Facebook challenge of detecting bots in the online bidding environment
This repository contains the strategies, models and algorithms I used in Facebook challenge of detecting bots in the online bidding environment. The model I developed has an AUC score of 93.269% where the best AUC score reported in the leaderboard is about 94.254%, ranking 56 out of 1004. Everything documented here is done within about one week's time, and mostly at night. The model can be surely improved given more time. In particular,
- Event website: https://www.kaggle.com/c/facebook-recruiting-iv-human-or-bot
- Leaderboard: https://www.kaggle.com/c/facebook-recruiting-iv-human-or-bot/leaderboard?submissionId=1680911
- My participation name: Aalto
- Ranking: 56 / 1004
- Performance in AUC: 93.269% / 94.254%
- GitHub project website: http://hongyusu.github.io/FacebookChallenge/
- GitHub project page: https://github.com/hongyusu/FacebookChallenge
Lessons learned
First thing first, lessons learned from this competition can be potentially useful. They are summarised in the following bullet list
- Support Vector Machine can be useful as a baseline classifier for the following reasons
- SVM is a stable classifier. It is robust against training data perturbation.

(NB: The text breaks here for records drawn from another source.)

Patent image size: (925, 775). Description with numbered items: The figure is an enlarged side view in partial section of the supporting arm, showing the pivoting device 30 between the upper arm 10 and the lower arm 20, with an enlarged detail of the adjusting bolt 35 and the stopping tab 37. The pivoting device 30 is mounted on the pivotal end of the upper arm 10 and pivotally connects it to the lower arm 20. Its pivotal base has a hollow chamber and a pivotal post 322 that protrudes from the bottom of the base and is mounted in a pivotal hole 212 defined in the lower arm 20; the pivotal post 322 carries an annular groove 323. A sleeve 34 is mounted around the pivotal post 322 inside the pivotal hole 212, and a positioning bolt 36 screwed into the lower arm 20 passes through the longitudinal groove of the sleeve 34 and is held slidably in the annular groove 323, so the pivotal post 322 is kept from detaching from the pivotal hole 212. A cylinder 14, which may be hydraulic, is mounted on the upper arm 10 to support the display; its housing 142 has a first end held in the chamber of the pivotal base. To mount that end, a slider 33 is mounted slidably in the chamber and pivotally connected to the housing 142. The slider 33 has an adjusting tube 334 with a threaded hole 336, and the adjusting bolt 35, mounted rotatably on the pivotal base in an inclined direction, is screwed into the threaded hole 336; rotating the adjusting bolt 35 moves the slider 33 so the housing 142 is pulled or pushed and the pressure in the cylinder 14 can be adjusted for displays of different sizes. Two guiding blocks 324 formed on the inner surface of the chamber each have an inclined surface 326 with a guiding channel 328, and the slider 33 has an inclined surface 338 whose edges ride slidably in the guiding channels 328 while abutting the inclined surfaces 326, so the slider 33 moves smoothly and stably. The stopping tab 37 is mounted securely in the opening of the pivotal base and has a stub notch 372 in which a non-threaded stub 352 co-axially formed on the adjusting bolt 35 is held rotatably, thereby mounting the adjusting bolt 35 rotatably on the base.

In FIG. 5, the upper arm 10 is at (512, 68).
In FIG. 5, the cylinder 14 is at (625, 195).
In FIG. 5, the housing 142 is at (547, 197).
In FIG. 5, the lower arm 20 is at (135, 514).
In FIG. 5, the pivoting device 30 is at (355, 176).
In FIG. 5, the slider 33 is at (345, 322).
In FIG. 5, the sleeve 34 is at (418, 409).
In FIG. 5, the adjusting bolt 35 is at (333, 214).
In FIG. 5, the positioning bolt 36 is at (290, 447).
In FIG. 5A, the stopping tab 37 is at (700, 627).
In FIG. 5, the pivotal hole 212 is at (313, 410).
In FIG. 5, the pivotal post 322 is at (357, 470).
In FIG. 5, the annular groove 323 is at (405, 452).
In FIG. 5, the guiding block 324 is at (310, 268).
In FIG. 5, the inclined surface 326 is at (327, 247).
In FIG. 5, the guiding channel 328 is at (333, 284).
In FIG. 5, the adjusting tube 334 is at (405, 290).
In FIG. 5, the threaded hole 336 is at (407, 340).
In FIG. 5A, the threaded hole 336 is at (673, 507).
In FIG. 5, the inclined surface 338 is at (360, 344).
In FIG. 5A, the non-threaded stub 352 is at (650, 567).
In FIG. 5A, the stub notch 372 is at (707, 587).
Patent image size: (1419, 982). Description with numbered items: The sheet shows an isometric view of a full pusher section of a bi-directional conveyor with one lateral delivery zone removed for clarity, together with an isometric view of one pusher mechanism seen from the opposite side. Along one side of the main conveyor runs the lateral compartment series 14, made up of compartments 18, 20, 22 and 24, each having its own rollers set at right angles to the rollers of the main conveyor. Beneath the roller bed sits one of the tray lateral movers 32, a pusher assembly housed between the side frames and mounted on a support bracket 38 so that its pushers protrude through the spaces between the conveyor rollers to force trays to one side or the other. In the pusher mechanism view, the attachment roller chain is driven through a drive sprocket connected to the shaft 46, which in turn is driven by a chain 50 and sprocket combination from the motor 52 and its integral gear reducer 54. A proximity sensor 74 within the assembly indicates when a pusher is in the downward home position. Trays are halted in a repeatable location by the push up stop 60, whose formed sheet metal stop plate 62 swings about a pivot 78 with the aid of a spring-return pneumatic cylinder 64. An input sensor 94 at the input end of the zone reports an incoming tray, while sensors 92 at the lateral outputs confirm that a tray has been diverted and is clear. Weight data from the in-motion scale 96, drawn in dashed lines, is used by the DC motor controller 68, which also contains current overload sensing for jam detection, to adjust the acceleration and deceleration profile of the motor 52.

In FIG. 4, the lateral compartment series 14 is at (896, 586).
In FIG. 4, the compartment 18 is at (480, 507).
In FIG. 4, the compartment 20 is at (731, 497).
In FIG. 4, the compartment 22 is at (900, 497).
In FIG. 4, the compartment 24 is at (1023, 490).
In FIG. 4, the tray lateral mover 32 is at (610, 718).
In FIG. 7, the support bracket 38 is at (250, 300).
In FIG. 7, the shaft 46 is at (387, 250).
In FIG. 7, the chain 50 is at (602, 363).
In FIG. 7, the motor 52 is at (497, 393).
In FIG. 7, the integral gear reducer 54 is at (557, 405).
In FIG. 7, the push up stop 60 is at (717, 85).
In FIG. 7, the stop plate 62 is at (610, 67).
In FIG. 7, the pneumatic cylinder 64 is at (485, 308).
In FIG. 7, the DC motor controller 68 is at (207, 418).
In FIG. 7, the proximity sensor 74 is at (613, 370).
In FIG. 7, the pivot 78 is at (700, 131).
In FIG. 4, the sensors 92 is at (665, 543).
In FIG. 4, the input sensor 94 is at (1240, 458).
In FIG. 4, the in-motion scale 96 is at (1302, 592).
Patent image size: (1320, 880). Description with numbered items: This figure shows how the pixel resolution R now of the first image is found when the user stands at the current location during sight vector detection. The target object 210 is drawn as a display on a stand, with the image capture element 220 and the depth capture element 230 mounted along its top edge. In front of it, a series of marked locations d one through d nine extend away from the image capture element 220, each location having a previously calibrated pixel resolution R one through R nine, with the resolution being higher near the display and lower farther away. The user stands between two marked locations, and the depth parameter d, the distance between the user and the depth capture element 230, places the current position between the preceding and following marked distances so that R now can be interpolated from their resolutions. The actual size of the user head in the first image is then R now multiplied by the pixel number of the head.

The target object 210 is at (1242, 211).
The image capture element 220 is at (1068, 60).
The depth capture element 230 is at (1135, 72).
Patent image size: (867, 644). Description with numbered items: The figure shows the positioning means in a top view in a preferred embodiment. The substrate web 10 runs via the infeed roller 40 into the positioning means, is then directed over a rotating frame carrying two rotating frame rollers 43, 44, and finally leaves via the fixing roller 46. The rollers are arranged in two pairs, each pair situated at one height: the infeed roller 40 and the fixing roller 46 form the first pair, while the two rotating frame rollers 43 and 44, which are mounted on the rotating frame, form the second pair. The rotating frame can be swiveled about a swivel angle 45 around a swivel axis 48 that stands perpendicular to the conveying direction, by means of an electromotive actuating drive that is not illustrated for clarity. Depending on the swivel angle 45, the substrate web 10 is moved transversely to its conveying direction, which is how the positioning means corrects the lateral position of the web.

- There are rich kernel functions in SVM which can do nonlinear feature map that map the data point from the original feature space to high dimensional feature space.
- In particular, kernel SVM allows user-defined kernel function for measuring similarities.
- The optimization of the model is standard and fast.
- SVM training and prediction is implemented in, e.g., LibSVM package.
- However, it is better not to completely trust SVM for the following reasons
- It is not very efficient for large-scale data.
- Although kernel SVM is very useful, it is not practical in most cases when the number of training data is over a few thousands.
- It is a stable classifier, therefore, it is not very good to use as the base learner in ensemble learning.
- Random forest is another good option in addition to SVM for the following reasons:
- Random forest does not need feature normalization, cantering, etc.
- Well, I guess random forest somehow needs feature selection, but not very extensive.
- Random forest does not have many parameter to tune where the only parameter in random forest is the number of decision trees.
- It is relatively fast to learn a random forest classifier than learning a SVM model.
- Off-the-shelf function in MATLAB.
- Adding more feature is not always helpful. In many cases, more feature will be harmful to the performance.
- It is better to start with one classification model (e.g., SVM) and perform the experiments. Tune the model until hitting the bottleneck of the model. Then wisely change to another classification methods (e.g., random forest).
- Measure the performance in terms of AUC other than Accuracy, as accuracy is easily mislead by the biasness of the data.
- Training data and test data are sometime very heterogeneous. Parameter selection and model performance based on the Cross validation on the training data might not be similary on the test data.
Final strategy
The following is about the final strategy I decided to use in the competetion. It could be better given more time.
Feature representation
- Features are extract from auction log including local features, global features, local per hour feature, bag-of-words features.
-
Some of the features are not used in the learning algorithm, which can potentially improve the prediction performance of the model.
-
Global features
- Global feature are made by using all bids.
- Global features are listed in the following table.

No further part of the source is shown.